Adam and Dinah, instead of being separated by the love
they each felt for Hetty, are influenced by it. It may seem a little
odd that Adam is able to fall in love with Dinah so quickly after
the disappointment of his marriage hopes with Hetty and his near
total collapse at her trial. Yet Dinah is not separate from his
feelings for Hetty. Instead, she was a crucial part of Hetty’s last
days in England. She bolstered Hetty’s spirits after the trial,
and by helping Hetty, she won Adam’s affection. For Dinah, the conversion
of Hetty is likewise important, and Adam was a major part of that
chapter of her life.
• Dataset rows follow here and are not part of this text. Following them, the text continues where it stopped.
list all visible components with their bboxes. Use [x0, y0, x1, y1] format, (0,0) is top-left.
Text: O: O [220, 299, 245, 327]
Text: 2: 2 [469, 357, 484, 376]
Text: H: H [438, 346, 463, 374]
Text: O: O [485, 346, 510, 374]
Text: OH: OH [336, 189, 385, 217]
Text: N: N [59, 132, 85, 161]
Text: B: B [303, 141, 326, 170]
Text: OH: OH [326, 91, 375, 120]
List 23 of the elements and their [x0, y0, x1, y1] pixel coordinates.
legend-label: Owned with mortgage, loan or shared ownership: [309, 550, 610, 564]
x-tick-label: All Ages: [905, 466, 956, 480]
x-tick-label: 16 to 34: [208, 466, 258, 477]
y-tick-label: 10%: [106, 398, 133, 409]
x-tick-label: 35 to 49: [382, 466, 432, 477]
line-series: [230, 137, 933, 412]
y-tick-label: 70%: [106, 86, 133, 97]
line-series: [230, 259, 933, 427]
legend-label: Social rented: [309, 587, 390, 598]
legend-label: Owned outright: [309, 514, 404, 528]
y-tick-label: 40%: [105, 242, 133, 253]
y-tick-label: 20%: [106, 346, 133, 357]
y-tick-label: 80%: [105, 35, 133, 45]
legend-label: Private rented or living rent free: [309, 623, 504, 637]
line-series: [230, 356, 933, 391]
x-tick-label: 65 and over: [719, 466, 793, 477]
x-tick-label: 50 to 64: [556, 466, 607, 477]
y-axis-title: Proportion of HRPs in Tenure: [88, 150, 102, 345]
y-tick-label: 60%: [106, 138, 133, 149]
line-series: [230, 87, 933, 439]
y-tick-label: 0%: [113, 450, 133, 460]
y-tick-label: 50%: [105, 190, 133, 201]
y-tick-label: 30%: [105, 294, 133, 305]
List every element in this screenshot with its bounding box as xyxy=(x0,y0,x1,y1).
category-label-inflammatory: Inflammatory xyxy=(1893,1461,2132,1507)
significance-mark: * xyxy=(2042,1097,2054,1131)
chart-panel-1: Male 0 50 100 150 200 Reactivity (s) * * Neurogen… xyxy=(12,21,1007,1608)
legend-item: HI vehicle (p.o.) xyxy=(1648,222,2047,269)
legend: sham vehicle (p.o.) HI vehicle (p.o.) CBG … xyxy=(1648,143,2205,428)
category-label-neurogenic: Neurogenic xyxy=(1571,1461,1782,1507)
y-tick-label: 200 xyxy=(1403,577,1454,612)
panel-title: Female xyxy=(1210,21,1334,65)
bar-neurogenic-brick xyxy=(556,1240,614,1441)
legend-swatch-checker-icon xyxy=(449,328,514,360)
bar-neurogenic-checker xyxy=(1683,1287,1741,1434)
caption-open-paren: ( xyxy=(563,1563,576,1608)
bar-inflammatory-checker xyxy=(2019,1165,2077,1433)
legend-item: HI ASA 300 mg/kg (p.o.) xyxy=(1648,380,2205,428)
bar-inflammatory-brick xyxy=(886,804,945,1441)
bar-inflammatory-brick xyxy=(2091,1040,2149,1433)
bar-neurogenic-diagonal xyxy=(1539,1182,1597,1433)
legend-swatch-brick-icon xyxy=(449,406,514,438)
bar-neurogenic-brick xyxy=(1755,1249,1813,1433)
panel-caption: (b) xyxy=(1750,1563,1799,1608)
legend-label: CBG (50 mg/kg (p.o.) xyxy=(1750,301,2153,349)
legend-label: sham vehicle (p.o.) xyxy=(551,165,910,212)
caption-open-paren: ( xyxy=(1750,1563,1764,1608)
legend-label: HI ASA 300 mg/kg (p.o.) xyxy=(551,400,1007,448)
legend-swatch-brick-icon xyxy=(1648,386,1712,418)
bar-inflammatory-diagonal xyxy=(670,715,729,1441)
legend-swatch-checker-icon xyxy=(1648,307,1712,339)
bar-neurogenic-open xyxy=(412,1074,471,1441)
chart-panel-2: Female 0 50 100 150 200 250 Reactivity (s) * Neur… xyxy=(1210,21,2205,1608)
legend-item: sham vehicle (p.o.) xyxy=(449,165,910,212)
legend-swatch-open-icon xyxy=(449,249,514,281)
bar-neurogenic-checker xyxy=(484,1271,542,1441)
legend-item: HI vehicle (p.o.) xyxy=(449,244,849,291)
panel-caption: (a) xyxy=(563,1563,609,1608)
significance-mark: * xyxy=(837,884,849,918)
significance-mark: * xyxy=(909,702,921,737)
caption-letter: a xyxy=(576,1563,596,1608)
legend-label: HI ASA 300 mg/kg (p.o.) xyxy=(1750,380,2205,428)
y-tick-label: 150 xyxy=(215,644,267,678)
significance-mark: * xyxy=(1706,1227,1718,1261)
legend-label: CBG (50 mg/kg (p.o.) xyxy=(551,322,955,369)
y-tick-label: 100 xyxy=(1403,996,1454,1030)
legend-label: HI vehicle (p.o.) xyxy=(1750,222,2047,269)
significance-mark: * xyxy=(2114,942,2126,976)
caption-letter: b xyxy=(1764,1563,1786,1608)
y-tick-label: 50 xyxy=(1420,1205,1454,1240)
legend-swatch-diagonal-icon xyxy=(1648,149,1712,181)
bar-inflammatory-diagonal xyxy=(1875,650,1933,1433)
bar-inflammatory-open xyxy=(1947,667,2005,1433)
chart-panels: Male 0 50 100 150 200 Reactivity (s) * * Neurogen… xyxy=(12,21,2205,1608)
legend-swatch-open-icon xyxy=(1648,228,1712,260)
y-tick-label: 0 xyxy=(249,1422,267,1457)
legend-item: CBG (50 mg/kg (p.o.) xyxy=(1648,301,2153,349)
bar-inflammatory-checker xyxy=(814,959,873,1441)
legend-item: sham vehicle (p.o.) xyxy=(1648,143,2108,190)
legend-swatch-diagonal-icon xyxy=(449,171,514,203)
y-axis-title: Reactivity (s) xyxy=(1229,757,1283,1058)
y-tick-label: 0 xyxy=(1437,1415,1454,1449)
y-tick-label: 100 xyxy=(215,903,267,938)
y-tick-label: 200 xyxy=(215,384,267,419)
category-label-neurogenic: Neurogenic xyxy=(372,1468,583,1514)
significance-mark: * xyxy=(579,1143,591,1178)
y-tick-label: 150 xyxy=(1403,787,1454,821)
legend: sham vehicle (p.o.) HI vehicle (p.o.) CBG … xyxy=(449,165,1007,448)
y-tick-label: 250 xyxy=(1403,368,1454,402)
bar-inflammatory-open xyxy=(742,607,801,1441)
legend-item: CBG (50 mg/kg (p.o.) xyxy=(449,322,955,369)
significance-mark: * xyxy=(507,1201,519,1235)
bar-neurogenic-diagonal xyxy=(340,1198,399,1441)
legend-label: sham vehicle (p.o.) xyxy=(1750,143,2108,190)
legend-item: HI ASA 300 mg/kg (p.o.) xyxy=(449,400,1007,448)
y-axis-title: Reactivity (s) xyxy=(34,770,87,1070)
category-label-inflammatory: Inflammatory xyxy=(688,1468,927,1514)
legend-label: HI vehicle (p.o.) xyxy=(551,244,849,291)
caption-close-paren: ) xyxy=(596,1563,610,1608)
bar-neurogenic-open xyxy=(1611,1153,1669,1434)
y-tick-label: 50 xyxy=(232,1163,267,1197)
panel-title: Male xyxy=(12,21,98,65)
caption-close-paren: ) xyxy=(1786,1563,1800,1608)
Adam acquitted himself admirably during the
trial and ultimately showed himself to be compassionate and gentle
when he spoke to Hetty at the jail. Dinah can love these qualities
in him without being jealous or spiteful about his previous love
of Hetty. Mutual sorrow brings Adam and Dinah together because it
has changed the way they both see the world and allowed them to
see the best in each other.
Dinah’s resistance to Adam’s marriage proposal raises
an unresolved question about giving up her freedom to be with Adam. Dinah’s
life up until her marriage is not beholden to anyone. She does as
she pleases, although she does not choose to live a hedonistic existence
but rather to follow the will of God. She loves everyone in the
world equally, and she does not show preference to any one person.
The decision to allow her life to be governed by her affection for one
man is a huge change in Dinah’s personality and is not one to be taken
lightly. Although Dinah’s decision to marry Adam does lead to her
happiness at the end of the novel, Eliot’s willingness to take seriously
the notion that a woman might not be so eager to marry and give
up her life, even for a man so wonderful as Adam, suggests a streak
of early feminism in her that is way ahead of her time. Despite
her sarcastic derision of women in the novel, especially of her
lady reader, Eliot’s presentation of women is complex and textured.
She does not resolve the issues about Dinah’s abdication of her
freedom but rather leaves readers to decide them for themselves.